La propuesta del Negro Andrógino en torno a la artesanía con recursos reciclables, nació como un proyecto, en cuarto semestre, en la materia seminario de investigación, “allí pensé una propuesta de reciclaje, de hacerlo artesanalmente, al docente no le interesó el Eco-arte, pero a mí sí, por eso continúe investigando”, explicó él mismo. Aunque al principio no sabía ni tejer, por tal motivo, le pidió ayuda a una tía y a una amiga, quienes le enseñaron lo básico para que pudiera empezar.

Luego de conocer bien, como era el proceso de reciclaje de plástico, se dedicó a recolectar bolsas y a cortarlas, esto último lo aprendió por Internet, en un video de una brasilera que explicaba cómo debía hacer el corte, para luego proceder a tejer. Lo primero que hizo fue una mochila y un monedero, después, empezó hacer billeteras, con empaques de Tetrapak; aretes y estrellas, con el plástico de las botellas y, por último, utilizó cintas de casete para tejer bolsos.

La idea del proyecto más que construir formas alternativas de hacer cosas lo que pretendía “era cambiar nuestra forma de vivir, con respecto a lo que llamamos basura. La propuesta era utilizar las tres R: reducir, reciclar y reutilizar”, argumentó Andrés. A él, según comentó, le resulta ilógico pedir una bolsa en la panadería para botarla al otro día. Razón por la cual, en su casa decidió implementar las tres R.

En ese sentido, para Andrés Duque lo que hace no tiene un interés económico. Aunque su arte dependa de las bolsas, el preferiría que estas dejaran de existir o la gente las dejara de utilizar. Como él afirma: “la idea es crear esa conciencia ambiental, con el fin de generar un equilibrio con lo que se ha perdido, lo que nosotros hemos destruido”.

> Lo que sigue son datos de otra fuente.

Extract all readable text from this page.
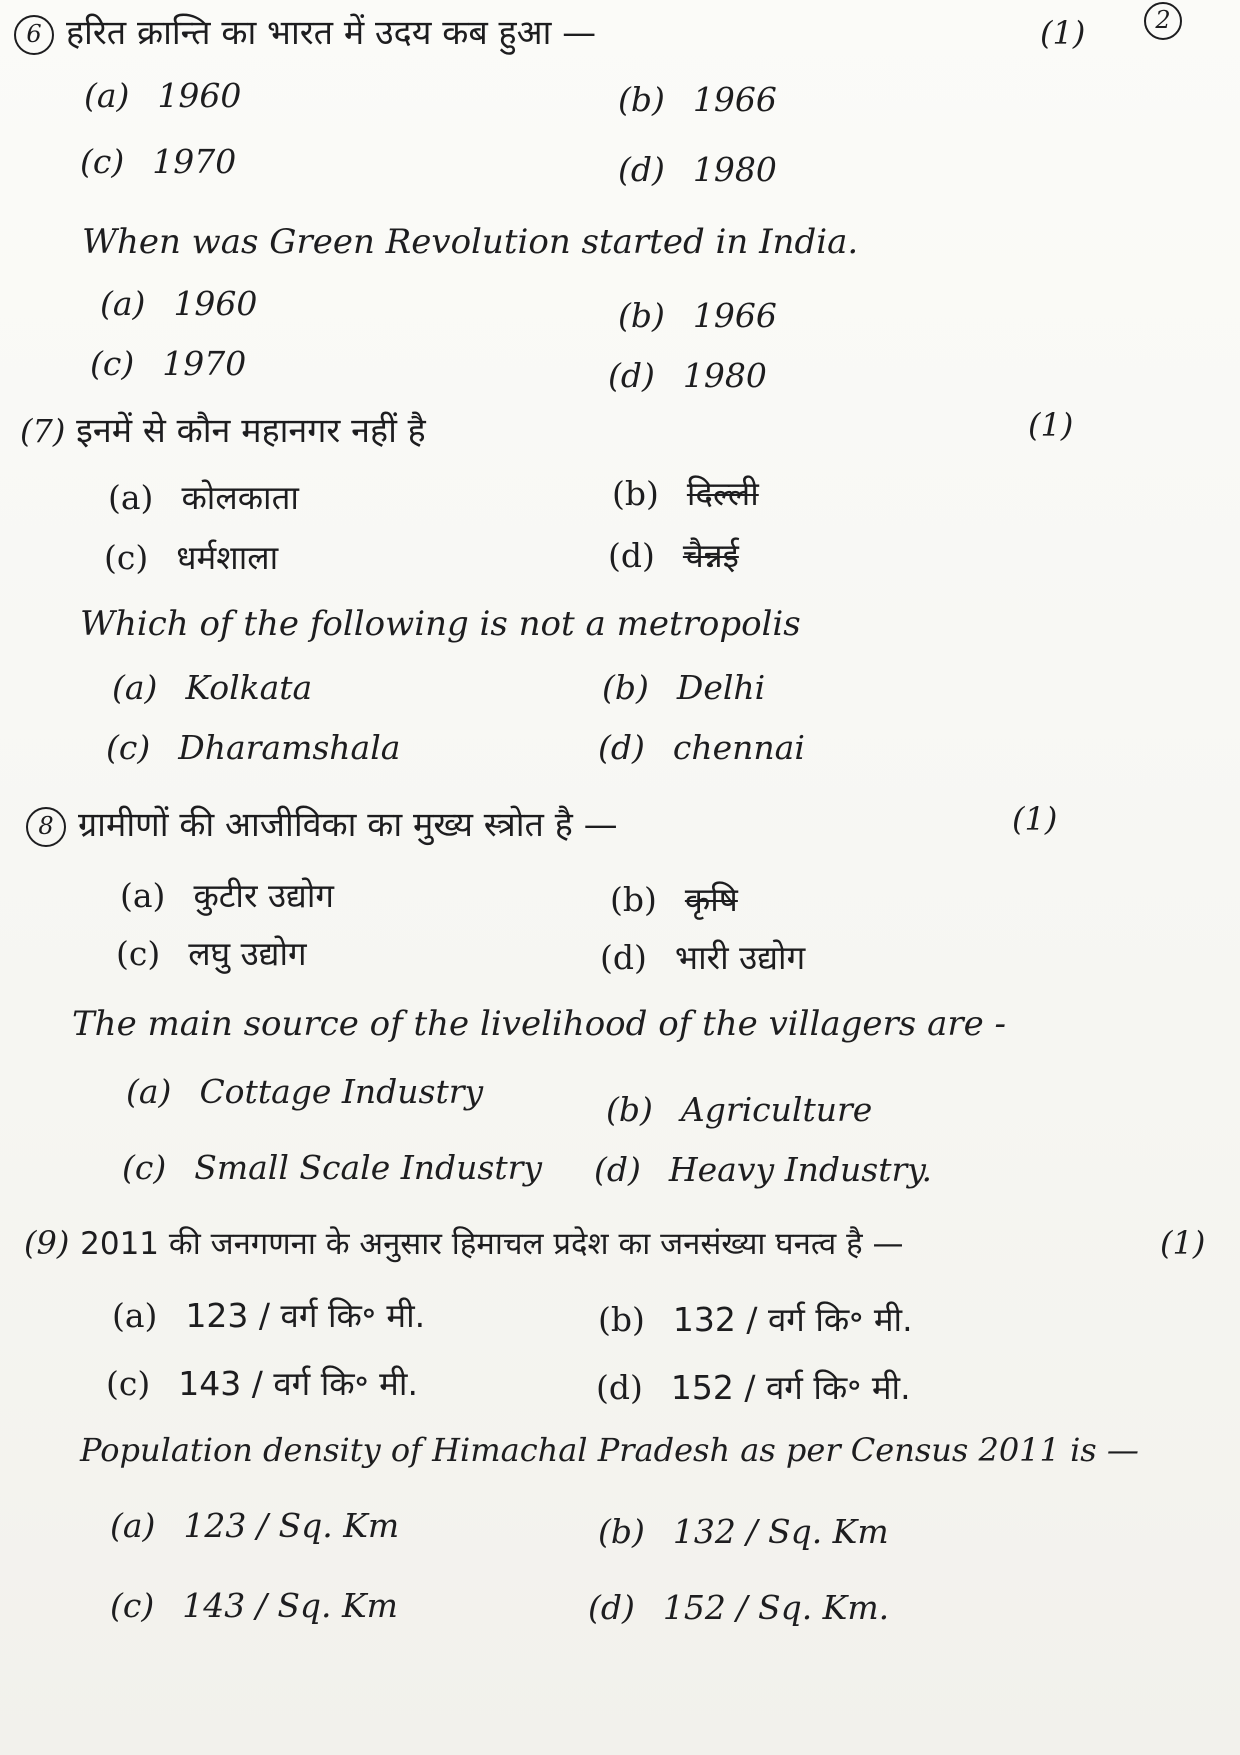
2
6 हरित क्रान्ति का भारत में उदय कब हुआ —	(1)
(a) 1960	(b) 1966
(c) 1970	(d) 1980
When was Green Revolution started in India.
(a) 1960	(b) 1966
(c) 1970	(d) 1980
(7) इनमें से कौन महानगर नहीं है	(1)
(a) कोलकाता	(b) दिल्ली
(c) धर्मशाला	(d) चैन्नई
Which of the following is not a metropolis
(a) Kolkata	(b) Delhi
(c) Dharamshala	(d) chennai
8 ग्रामीणों की आजीविका का मुख्य स्त्रोत है —	(1)
(a) कुटीर उद्योग	(b) कृषि
(c) लघु उद्योग	(d) भारी उद्योग
The main source of the livelihood of the villagers are -
(a) Cottage Industry	(b) Agriculture
(c) Small Scale Industry (d) Heavy Industry.
(9) 2011 की जनगणना के अनुसार हिमाचल प्रदेश का जनसंख्या घनत्व है —	(1)
(a) 123 / वर्ग कि॰ मी.	(b) 132 / वर्ग कि॰ मी.
(c) 143 / वर्ग कि॰ मी.	(d) 152 / वर्ग कि॰ मी.
Population density of Himachal Pradesh as per Census 2011 is —
(a) 123 / Sq. Km	(b) 132 / Sq. Km
(c) 143 / Sq. Km	(d) 152 / Sq. Km.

Las pequeñas cosas generan grandes cambios

Si uno es consciente de reciclar, no puede caer en lo mismo que los demás, es decir, en pensar que no voy hacer algo solo porque a los demás les da pereza”, manifiesta Andrés “el Negro”. Para él, al parecer, las pequeñas cosas son las que permiten cambiar concepciones sobre la vida. Tanto los malabares como la artesanía, pueden transformar un sistema completo, mediante la ruptura de esquemas y estereotipos. Por ello, este joven considera que “lo que aprendí y estoy aprendiendo en mi carrera lo voy a aplicar a lo que quiero, porque es la única manera de transformar el sistema desde adentro”.

Finalmente, el Negro Andrógino concluye diciendo que después de haber tenido la oportunidad de visitar muchos lugares en Colombia “lo importante es compartir con mucha gente, aprender y conocer gente extranjera, porque con eso uno puede cambiar concepciones”, que ayudan a entender que a los otros también les afecta lo que uno hace. Además “aprendemos a respetar a los demás, independientemente, de cómo piense o sea. Y lo más importante aprendemos a pensar para todos y no solo para uno”.